New Criticism is a form of literary criticism that triumphed as the predominant critical form in the 1940s through the 1960s. John Crowe Ransom is responsible for naming it in his book of the same name, published in 1941. It quickly became “the” way to read literature and poetry, and was taught in both college and high schools. The underlying idea is that the intent of the author is not important; the text itself is all that should be examined.
Literary criticism prior to this form had considered a number of ways to interpret literature, with no consensus as to the best method. Some critics evaluated literature in terms of the author’s history, showing how works were representative or differed from the time periods in which they were written. Others evaluated works in terms of the author’s life and background.
New Criticism differed greatly from previous forms as it dismissed authorial intent, and particularly ignored biographical and historical information about an author. Instead, literature was to be interpreted based solely on the cohesiveness of the work. To a New Critic, whatever the author intended was not relevant, as the form of the work always transformed intent, producing new meanings.
The critic’s position was to evaluate various aspects of a text that produced ambiguity. He or she analyzed metaphor, simile, and other rhetorical tropes that resulted in stress and counterstress, reconciling them to find the harmony in a work. Through analysis, the critic could then tell readers how to interpret a text and what value was to be gained from reading a text. In other words, the critic became the interpreter through which literature could be understood.
Additionally, the text had to be considered as an object of literature, complete within itself. If the reader began to extrapolate to his or her interpretation outside of the text, he or she had strayed from New Criticism. The critic should be free from his or her own feelings or emotional response when reading the text, and only criticism that stuck to the text was of value. Later theorists argued that there can be no freedom from the self in textual analysis, and that this desire to analyze text as if the reader were a blank slate is quite impossible.
In their new elevated status as interpreter, however, critics legitimized their own profession. Publication of books and articles that clarified the meanings of poetry and other writings were cousins to literature, because they provided the layperson with a method for understanding what he or she read. Though much of New Criticism has been soundly refuted, this new, enhanced status of the critic remains.
This form of criticism influenced the literary canon, the materials considered to be art, because critics could point to those works that achieved harmony through ambiguity. As such, certain works were considered more valuable than others, greatly influencing which ones were assigned as reading material. Students writing about such material often had their interpretations scrapped because they had failed to find the “correct” interpretation of a text.
While New Criticism remains a useful tool for teaching students about the basic elements in poetry, most of it has been refuted and replaced. Newer forms of literary criticism, which often posit that texts can produce multiple meanings that are directly opposed, have triumphed. These theories have reintroduced the consideration of the author’s intent from a psychological or historical point of view. Other critical schools, such as structuralism, evaluate the specific language of the text to derive multiple meanings.

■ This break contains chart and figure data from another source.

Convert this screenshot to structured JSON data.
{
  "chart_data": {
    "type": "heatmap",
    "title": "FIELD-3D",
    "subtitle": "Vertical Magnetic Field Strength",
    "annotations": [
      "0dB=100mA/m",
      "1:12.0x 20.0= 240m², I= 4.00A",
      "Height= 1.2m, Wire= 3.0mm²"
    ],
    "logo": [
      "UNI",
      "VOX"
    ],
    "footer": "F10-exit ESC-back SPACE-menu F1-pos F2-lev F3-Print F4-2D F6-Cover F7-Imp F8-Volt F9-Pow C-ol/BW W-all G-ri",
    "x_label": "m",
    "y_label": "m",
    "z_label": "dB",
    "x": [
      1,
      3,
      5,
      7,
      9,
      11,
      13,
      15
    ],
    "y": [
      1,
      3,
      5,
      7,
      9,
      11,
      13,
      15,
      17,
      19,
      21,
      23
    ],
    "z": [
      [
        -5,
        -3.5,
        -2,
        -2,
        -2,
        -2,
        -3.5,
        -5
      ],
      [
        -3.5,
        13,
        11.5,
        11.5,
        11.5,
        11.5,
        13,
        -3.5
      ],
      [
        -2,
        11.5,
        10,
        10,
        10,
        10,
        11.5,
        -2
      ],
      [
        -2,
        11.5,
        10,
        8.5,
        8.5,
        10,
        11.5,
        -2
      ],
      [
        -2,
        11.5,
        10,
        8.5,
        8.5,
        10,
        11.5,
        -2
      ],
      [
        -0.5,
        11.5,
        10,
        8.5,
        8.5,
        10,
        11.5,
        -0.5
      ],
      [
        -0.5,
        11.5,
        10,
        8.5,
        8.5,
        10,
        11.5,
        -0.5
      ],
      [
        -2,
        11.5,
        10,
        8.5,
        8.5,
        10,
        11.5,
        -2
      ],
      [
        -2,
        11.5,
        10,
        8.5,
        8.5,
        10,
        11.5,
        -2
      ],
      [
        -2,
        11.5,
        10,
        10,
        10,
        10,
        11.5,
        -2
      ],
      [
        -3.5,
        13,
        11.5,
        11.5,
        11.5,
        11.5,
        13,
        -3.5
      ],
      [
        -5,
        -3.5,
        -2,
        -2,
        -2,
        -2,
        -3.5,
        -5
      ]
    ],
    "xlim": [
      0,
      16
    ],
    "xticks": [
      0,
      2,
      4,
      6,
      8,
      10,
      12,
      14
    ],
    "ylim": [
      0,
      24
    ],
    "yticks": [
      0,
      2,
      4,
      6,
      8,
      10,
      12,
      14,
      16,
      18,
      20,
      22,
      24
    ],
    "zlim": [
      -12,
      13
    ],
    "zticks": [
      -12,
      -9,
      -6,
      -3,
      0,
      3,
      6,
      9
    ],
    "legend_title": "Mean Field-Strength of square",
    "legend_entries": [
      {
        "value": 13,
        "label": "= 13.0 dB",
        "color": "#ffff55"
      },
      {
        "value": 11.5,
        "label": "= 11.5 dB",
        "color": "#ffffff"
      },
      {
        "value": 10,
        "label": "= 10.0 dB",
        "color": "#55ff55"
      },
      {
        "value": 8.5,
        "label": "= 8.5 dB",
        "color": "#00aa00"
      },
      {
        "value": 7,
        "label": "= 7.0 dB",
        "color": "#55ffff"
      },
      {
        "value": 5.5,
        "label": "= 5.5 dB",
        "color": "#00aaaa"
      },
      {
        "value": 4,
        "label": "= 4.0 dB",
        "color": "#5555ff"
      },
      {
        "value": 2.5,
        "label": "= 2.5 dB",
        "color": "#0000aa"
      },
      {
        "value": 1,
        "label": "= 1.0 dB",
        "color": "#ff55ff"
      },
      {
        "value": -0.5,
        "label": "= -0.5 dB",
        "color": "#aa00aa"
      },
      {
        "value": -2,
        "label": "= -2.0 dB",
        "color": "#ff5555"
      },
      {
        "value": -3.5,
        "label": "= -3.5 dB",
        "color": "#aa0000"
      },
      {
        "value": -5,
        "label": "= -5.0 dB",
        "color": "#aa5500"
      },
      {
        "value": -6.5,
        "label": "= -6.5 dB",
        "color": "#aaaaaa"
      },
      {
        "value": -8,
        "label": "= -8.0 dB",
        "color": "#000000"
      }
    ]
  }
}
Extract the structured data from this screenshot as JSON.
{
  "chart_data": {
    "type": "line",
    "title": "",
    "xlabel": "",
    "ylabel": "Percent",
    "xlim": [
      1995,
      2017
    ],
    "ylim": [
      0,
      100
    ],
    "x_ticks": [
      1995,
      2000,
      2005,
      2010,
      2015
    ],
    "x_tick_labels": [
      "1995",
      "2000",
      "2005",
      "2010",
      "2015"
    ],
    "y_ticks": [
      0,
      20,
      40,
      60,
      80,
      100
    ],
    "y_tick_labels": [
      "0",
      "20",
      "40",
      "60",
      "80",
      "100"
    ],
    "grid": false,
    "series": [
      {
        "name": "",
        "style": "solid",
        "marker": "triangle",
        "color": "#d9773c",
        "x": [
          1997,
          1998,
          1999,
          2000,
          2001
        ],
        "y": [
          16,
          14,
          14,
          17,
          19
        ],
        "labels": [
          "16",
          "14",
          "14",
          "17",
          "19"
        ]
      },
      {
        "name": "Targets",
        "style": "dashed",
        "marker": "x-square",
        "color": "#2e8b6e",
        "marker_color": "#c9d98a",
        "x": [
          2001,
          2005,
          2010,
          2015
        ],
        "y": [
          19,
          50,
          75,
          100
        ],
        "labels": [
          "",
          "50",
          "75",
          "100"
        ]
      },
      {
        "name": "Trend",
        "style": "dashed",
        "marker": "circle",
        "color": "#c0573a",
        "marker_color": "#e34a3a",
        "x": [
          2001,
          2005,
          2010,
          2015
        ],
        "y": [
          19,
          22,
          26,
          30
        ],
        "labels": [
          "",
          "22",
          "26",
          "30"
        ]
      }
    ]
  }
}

The best refutations have led to inclusion of more works in the canon. New Critics tended to value Western work over any other forms of literature, and moreover, placed a higher value on works written by men. Feminist and New Historical Critics have restored many works to the canon that had been ousted by New Critics.
Though New Criticism is no longer a dominant critical form, knowledge of it is essential to understanding the history of literary criticism. One outstanding text to review is Cleanth Brooks’ The Well Wrought Urn. Other influential writers in this area are William Empson and Allen Tate.